# How to Use SFH235 IR Photodiode Correctly?

I have an SFH235 ir photo-diode (which datasheet can be found here) and only basic knowledge of electronics.

I want to connect the photodiode to an Arduino (the grand-plan is to add an ir diode and build a distance sensor).

I understand that photodiode produce current, and it produces more current the more intensive the light that falls on it.

I have seen schematics that connect photodiodes the same way that photoresistors are being connected. Others connect it to an "opamp"(why?) And that are also those articles that say I need to amplify the current. I have also seen capacitors added into the circuit.

Which is the correct way for my application? How can I connect the photodiode to the analogue input of Arduino (which measures voltage)?

The simplest way to connect a photodiode (even an LED can be used in this way as a photosensor) is as below:

simulate this circuit – Schematic created using CircuitLab

Note that the photodiode is reverse biased through the 1 Meg resistor R1. The photocurrent generated by the diode opposes the flow of leakage current through this reverse biased diode, said opposition increasing with more light on the diode junction. The voltage at the junction point thus rises in voltage with increase in light.

The schematic on the left will have fairly low voltage at the ADC pin. To increase this voltage, an op amp can be used as a non-inverting amplifier, as shown in the schematic on the right. In the example shown, this gain is Gain = 1 + (R3/R4) = 9.9182.

This voltage gain results in a greater reading at the ADC pin, potentially making use of a greater part of the ADC's input voltage range.

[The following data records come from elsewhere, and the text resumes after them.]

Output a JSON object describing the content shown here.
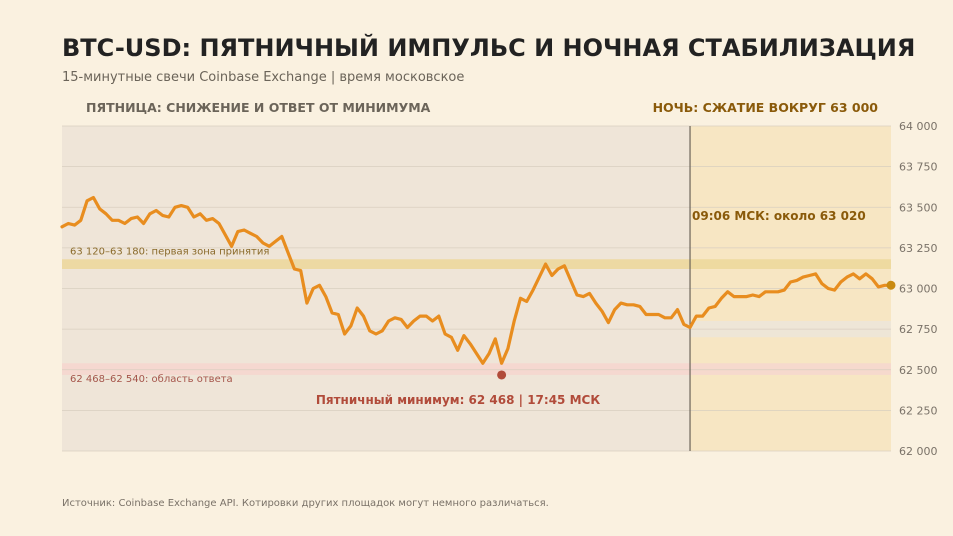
{
  "title": "BTC-USD: ПЯТНИЧНЫЙ ИМПУЛЬС И НОЧНАЯ СТАБИЛИЗАЦИЯ",
  "subtitle": "15-минутные свечи Coinbase Exchange | время московское",
  "source": "Источник: Coinbase Exchange API. Котировки других площадок могут немного различаться.",
  "colors": {
    "line": "#e88d1f",
    "friday_panel": "#efe5d8",
    "night_panel": "#f7e6c3",
    "acceptance_band": "#ecd79a",
    "response_band": "#f6d6cf",
    "low_marker": "#b14b3a",
    "end_marker": "#c98a10",
    "night_text": "#8a5a0a",
    "low_text": "#b14b3a"
  },
  "chart_data": {
    "type": "line",
    "ylim": [
      62000,
      64000
    ],
    "yticks": [
      62000,
      62250,
      62500,
      62750,
      63000,
      63250,
      63500,
      63750,
      64000
    ],
    "ytick_labels": [
      "62 000",
      "62 250",
      "62 500",
      "62 750",
      "63 000",
      "63 250",
      "63 500",
      "63 750",
      "64 000"
    ],
    "grid": true,
    "values": [
      63380,
      63400,
      63390,
      63420,
      63540,
      63560,
      63490,
      63460,
      63420,
      63420,
      63400,
      63430,
      63440,
      63400,
      63460,
      63480,
      63450,
      63440,
      63500,
      63510,
      63500,
      63440,
      63460,
      63420,
      63430,
      63400,
      63330,
      63260,
      63350,
      63360,
      63340,
      63320,
      63280,
      63260,
      63290,
      63320,
      63220,
      63120,
      63110,
      62910,
      63000,
      63020,
      62950,
      62850,
      62840,
      62720,
      62770,
      62880,
      62830,
      62740,
      62720,
      62740,
      62800,
      62820,
      62810,
      62760,
      62800,
      62830,
      62830,
      62800,
      62830,
      62720,
      62700,
      62620,
      62710,
      62660,
      62600,
      62540,
      62600,
      62690,
      62540,
      62630,
      62800,
      62940,
      62920,
      62990,
      63070,
      63150,
      63080,
      63120,
      63140,
      63050,
      62960,
      62950,
      62970,
      62910,
      62860,
      62790,
      62870,
      62910,
      62900,
      62900,
      62890,
      62840,
      62840,
      62840,
      62820,
      62820,
      62870,
      62780,
      62760,
      62830,
      62830,
      62880,
      62890,
      62940,
      62980,
      62950,
      62950,
      62950,
      62960,
      62950,
      62980,
      62980,
      62980,
      62990,
      63040,
      63050,
      63070,
      63080,
      63090,
      63030,
      63000,
      62990,
      63040,
      63070,
      63090,
      63060,
      63090,
      63060,
      63010,
      63020,
      63020
    ],
    "night_start_index": 100,
    "bands": [
      {
        "low": 63120,
        "high": 63180,
        "label": "63 120–63 180: первая зона принятия",
        "region": "all"
      },
      {
        "low": 62468,
        "high": 62540,
        "label": "62 468–62 540: область ответа",
        "region": "all"
      },
      {
        "low": 62700,
        "high": 62800,
        "label": "",
        "region": "night"
      }
    ],
    "panels": {
      "friday": "ПЯТНИЦА: СНИЖЕНИЕ И ОТВЕТ ОТ МИНИМУМА",
      "night": "НОЧЬ: СЖАТИЕ ВОКРУГ 63 000"
    },
    "annotations": {
      "night_note": "09:06 МСК: около 63 020",
      "low_note": "Пятничный минимум: 62 468 | 17:45 МСК",
      "low_value": 62468,
      "low_index": 70,
      "end_value": 63020
    }
  }
}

Other applications of op-amps for photodiodes include:

• as a transimpedance amplifier, to directly amplify the photocurrent, without use of a biasing resistor
• as a voltage follower (unity gain buffer) for the voltage divider formed between diode and biasing resistor

Note:
One must ensure, though, that the voltage after amplification does not exceed the 5 Volt supply. If the op-amp is powered from the same 5 Volt supply as the Arduino, this is automatically taken care of, as the op-amp's output gets clipped at its upper supply rail, or even lower if the op-amp is not a rail-to-rail type.

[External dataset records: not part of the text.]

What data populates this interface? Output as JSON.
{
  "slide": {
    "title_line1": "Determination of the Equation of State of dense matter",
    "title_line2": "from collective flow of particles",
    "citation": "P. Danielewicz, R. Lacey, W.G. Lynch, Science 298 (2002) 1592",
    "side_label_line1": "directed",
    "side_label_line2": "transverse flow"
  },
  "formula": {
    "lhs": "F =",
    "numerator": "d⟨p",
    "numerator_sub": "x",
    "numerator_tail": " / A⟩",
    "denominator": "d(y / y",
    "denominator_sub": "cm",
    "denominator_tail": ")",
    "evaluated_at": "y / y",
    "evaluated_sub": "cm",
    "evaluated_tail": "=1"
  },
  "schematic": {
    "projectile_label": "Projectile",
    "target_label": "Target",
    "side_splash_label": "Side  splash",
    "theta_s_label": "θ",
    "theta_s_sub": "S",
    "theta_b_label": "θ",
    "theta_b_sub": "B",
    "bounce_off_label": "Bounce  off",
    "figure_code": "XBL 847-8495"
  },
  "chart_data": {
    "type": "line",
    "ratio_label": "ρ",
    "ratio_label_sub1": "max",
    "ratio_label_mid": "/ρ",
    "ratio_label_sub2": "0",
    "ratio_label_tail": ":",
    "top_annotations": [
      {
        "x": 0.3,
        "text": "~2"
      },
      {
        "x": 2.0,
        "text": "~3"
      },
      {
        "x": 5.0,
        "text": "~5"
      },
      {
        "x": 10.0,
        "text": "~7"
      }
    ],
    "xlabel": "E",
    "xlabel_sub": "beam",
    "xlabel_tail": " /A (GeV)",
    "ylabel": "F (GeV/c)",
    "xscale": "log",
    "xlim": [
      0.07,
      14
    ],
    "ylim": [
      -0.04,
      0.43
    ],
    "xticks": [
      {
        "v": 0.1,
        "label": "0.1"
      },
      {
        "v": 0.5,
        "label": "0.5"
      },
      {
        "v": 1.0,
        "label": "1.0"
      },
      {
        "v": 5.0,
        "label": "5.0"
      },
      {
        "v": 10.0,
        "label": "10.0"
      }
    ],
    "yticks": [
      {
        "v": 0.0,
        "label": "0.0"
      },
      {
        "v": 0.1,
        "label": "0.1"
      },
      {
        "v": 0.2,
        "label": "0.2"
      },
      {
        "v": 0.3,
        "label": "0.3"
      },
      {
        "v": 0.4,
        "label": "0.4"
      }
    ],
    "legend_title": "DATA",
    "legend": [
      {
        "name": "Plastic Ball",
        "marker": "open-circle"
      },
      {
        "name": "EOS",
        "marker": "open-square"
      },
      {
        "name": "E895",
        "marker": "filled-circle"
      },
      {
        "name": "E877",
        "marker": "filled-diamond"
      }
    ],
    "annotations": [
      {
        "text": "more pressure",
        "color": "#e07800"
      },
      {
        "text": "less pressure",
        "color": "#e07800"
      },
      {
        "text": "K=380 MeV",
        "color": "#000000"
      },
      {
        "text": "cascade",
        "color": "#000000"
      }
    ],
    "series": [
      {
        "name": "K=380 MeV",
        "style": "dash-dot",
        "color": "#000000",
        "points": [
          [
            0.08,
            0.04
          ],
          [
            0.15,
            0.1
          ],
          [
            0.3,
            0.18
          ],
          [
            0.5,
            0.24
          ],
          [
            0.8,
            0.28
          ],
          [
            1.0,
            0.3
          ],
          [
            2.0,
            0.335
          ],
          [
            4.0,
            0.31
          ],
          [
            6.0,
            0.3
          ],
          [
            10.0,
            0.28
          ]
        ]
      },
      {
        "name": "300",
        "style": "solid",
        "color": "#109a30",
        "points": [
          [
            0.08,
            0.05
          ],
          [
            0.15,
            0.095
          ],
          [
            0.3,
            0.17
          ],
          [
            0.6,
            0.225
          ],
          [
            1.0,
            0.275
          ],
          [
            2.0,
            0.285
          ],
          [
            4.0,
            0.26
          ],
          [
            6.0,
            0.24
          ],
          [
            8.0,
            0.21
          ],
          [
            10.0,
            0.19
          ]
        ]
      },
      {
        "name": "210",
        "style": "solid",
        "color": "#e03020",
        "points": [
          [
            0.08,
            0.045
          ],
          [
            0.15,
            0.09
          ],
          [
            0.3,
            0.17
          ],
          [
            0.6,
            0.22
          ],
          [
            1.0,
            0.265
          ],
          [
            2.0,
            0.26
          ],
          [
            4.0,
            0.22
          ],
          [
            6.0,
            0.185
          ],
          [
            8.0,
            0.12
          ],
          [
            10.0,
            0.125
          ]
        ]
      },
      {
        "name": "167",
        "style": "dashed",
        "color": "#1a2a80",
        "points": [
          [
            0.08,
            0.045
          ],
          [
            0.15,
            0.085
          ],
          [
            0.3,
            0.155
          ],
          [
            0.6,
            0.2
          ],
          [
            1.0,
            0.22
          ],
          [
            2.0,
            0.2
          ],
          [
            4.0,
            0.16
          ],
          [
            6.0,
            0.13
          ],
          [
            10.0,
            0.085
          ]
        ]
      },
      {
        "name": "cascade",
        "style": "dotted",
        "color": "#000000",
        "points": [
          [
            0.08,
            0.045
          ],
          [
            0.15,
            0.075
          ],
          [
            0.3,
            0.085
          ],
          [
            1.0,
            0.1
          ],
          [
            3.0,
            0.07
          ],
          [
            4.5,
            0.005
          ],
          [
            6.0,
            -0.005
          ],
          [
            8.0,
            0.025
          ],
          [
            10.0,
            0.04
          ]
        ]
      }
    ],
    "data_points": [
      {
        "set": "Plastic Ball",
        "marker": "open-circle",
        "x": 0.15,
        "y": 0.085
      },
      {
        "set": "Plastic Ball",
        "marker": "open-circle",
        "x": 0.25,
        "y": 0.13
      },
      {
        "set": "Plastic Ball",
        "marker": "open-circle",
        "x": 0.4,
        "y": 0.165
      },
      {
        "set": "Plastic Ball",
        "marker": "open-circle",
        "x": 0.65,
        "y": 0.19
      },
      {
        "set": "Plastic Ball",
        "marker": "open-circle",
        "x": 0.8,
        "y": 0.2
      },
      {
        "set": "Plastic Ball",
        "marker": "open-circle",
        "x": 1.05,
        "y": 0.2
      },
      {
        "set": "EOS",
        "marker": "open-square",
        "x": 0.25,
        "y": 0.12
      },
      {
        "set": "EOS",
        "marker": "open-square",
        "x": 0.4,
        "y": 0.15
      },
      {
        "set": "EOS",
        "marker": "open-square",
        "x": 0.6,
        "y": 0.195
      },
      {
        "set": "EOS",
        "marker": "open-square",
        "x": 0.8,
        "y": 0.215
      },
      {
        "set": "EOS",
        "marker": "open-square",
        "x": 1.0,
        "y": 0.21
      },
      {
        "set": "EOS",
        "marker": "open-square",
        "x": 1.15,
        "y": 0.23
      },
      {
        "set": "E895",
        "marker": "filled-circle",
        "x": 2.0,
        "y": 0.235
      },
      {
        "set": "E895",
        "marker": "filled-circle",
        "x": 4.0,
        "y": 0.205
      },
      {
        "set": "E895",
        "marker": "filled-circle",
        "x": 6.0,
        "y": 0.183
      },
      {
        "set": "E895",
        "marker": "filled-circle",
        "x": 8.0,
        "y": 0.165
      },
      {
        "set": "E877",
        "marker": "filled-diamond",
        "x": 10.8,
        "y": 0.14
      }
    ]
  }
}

• If I use the simple way (left schematic) how can I calculate the input voltage on the ADC? How do I choose a value of R1? What confuses me is that when I measured voltage, current and resistance of the photodiode, all three changed with higher ir light intensity, I was thinking that only the current value is a parameter I can use to represent ir intensity. – Artium Jun 24 '13 at 19:02
• @Artium You would need to actually measure the voltage using a high impedance method (such as a 10x, or better, 100x probe on an oscilloscope ). Similarly, just start with R1=1M, then try 470k and 2.2M, to see which works best. The act of measuring the voltage or current would change the value, since the photocurrent magnitude is really very small, and the leakage through a typical inexpensive multimeter probe would drain away a lot of those femtoAmperes. – Anindo Ghosh Jun 24 '13 at 19:43
• So for the implicit input rails on the op-amp in the circuit at right, would the positive rail be connected to 5V and the negative rail to ground? – imallett Jan 12 '18 at 8:13
• @imallett Yes, the implicit supply rails would be connected to +5v and ground, as you say. – Anindo Ghosh Jan 13 '18 at 9:02
• "The voltage at the junction point thus rises in voltage with increase in light." Using the circuit at left (with battery instead of Arduino; measuring voltage at junction point relative to ground with multimeter), I get exactly the opposite. – imallett Feb 8 '18 at 5:14

As Members have said above, the Voltage & Current from Photo-diodes can be very small, especially so with IR. The OSRAM SFH203PFA shown for Instance can make 0.25-0.35 under Ambient or Mains lighting, but without Bias makes only a 0.003 3 Millivolt wave hit by IR Laser on my Phillips Oscilloscope. Amplification using an Op Amp works for me.